On 26/04/2019 12:01, Francois Ozog wrote:


On Fri, 26 Apr 2019 at 12:36, Bryan O'Donoghue <[email protected] <mailto:[email protected]>> wrote:



    On 26/04/2019 10:29, Ilias Apalodimas wrote:
     >> I’d rather see Secure Boot image authentication implemented
    generically for all u-boot platforms, even when secure world
    variable updates are not available.
     > Akashi and Sughosh already have code on that. It's not 100%
    complete or tested
     > yet, but the basic concept works.

    Is that to say that u-boot will provide, Runtime services for EFI
    capsule update ?

That shall be one of the few runtime services supported as well as get/set variables.


    Is that the current POR ?

Yes

Well - implementing the RunTime service in u-boot or TEE doesn't make much difference from the use-case I'm looking at.

It's a positive that the model we are looking at is a runtime updating - as opposed to a reset based model, which was a bit of a concern for me - thinking about how long a Capsule would need to persist in memory BootROM -> ATF/OPTEE -> uboot and then finally a jump to program the flash.

Of course as Udit pointed out, the reason x86 does a reset is because it has to. SPI flash is locked before the DXE phase.

    Maybe its a stupid question but, on x86 the way this works is you
    submit
    a capsule to the EFI runtime service, reboot and the EFI firmware does
    your update.

    On Arm then the flow is

    #1
    Linux capsule update -> reboot -> BootROM -> [BL31],[BL32 TEE] -> u-boot

    and u-boot performs the update ? The bracketed items [] being optional ?

only for the untrusted parts. S-EL3 shall update or validate the updates.

OK.

Just to clarify then. For the runtime update model.

- u-boot will implement enough in RuntimeServices to enable
  EFI variables
  CapsuleUpdate

- OP-TEE/TA
  Will aim to provide a similar set of functionality

But, you will be able to everything you need to do from what is being implemented in u-boot.

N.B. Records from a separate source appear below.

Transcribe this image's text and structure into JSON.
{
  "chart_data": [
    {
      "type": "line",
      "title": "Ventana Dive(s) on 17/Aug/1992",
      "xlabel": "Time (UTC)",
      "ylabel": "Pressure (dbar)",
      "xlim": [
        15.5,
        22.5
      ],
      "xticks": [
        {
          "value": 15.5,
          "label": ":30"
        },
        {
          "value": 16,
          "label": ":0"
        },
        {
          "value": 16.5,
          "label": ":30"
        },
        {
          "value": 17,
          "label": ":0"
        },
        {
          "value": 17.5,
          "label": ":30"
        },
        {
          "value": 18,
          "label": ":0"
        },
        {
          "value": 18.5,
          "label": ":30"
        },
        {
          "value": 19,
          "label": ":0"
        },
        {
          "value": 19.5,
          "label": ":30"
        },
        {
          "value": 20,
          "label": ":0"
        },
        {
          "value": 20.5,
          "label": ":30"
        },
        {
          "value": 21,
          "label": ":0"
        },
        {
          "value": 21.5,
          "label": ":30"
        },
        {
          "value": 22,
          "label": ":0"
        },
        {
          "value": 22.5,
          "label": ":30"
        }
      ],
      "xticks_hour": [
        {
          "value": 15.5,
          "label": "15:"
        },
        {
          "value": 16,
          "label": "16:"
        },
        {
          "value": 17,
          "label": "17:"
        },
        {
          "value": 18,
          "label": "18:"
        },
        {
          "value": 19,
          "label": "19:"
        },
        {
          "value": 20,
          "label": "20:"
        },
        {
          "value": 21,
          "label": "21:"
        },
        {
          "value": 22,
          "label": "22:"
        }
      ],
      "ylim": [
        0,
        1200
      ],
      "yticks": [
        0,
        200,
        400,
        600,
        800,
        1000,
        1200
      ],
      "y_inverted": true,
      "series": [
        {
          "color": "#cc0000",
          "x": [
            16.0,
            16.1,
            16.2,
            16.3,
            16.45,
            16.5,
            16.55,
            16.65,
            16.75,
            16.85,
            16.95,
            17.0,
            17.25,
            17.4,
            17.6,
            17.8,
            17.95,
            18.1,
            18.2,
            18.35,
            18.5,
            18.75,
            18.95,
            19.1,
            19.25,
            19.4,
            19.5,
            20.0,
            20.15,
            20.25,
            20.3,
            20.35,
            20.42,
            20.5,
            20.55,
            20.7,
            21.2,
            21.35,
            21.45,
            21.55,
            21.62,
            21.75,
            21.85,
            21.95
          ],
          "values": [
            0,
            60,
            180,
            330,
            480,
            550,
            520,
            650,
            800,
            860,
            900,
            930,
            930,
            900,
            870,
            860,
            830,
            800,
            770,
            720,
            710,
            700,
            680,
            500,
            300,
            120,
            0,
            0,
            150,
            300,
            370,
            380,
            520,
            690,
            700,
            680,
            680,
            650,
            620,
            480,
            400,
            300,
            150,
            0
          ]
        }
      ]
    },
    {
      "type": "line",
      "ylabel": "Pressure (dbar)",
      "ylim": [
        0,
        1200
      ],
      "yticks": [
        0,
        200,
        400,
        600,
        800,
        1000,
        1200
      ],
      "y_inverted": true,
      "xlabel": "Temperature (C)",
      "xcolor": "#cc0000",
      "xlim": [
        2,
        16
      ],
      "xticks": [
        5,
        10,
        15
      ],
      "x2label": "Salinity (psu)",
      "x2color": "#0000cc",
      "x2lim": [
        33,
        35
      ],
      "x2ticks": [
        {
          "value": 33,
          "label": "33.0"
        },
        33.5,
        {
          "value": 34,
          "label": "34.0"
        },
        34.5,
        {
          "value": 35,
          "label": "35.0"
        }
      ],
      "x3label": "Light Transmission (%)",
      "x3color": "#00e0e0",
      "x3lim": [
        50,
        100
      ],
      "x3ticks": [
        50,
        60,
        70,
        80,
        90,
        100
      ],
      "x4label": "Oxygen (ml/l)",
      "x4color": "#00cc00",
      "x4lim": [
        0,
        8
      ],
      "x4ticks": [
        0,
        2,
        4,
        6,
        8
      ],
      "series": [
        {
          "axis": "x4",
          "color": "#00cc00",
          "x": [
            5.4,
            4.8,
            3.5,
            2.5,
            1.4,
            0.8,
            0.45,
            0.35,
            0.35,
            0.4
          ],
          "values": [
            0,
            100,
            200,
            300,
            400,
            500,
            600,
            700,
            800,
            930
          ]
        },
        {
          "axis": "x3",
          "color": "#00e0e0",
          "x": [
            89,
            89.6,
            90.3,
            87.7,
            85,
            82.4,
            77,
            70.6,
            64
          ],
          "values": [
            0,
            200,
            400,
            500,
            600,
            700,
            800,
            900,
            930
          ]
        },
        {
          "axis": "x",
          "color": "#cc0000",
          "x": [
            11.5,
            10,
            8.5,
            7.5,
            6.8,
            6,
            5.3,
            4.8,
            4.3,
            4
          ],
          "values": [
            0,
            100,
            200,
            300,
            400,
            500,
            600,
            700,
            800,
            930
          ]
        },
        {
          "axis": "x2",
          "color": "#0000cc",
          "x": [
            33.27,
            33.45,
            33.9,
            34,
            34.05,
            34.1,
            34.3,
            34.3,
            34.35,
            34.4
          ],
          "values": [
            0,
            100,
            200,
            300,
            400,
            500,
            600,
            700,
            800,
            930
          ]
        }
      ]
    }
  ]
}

The TA then is extra security sugar on top, giving a more secure version of EFI variables and CapsuleUpdate ?

    A question then would it not also be possible to bypass capsule
    submission in Linux ?

In a different thread (EFIBootguard: do you follow this one too?), someone proposed that in the context of A/B partitions, Linux software agent updates a partition and the reboot cycle validates if it accepts.

There's a nearly identical proposal in the mix in ISG - with the missing bit being - where is the A/B stuff stored and how is it updated.

EFI variables, updated by a Linux agent is a nice fit.